Electronic Medical Records and Medical Research Databases - Can They Be Synonymous?

Register or Login to View PDF Permissions
Permissions× For commercial reprint enquiries please contact Springer Healthcare:

For permissions and non-commercial reprint enquiries, please visit to start a request.

For author reprints, please email
Average (ratings)
No ratings
Your rating
Copyright Statement:

The copyright in this work belongs to Radcliffe Medical Media. Only articles clearly marked with the CC BY-NC logo are published with the Creative Commons by Attribution Licence. The CC BY-NC option was not available for Radcliffe journals before 1 January 2019. Articles marked ‘Open Access’ but not marked ‘CC BY-NC’ are made freely accessible at the time of publication but are subject to standard copyright law regarding reproduction and distribution. Permission is required for reuse of this content.

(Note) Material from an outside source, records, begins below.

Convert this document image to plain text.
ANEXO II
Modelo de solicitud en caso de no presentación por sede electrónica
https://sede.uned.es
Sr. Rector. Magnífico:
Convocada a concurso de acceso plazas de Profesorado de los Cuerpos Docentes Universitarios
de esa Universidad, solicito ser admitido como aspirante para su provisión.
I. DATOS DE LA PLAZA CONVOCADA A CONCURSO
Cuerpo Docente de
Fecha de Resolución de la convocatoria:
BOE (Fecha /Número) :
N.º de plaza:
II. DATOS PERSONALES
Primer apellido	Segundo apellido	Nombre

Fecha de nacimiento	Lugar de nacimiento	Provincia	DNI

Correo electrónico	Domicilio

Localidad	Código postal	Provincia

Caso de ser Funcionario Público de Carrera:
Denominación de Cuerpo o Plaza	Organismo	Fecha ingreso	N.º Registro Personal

It is well known that major efforts are currently under way in the US, UK, and other countries to construct entirely new systems for the management of electronic medical records. The thesis of this article is that, in principle, it is possible to design these systems in such a manner that they serve not only as an information resource for routine patient care but simultaneously serve as the primary backbone for medical research at little or no additional expense. This article presents a conceptual framework for an electronic system in which every medical record would be immediately available for research, thereby providing critical feedback on the efficacy and cost of medical procedures. Furthermore, the proposed system is designed in such a way that medical data are made available without the need for complicated and expensive security precautions or the need to obtain permission from multiple parties to utilize the medical data. The time window to adapt such as system, however, is limited. Once the nationwide system has been constructed it will be impractical to retrospectively integrate this fundamental feature.

Defining the Problem

What single item cost US$1.5 trillion or 14.9% of the gross domestic product (GDP) of the US in 2002?1 For what service does every man, woman, and child pay over US$5,000 each year to receive?2 What has grown faster than the rate of inflation for over 30 years?3 What does the Congressional Budget Office estimate will cost the US government three times more in 2050 than it did in 2000, even when calculated as a percentage of an increasing GDP?4 The answer to each of these questions is healthcare.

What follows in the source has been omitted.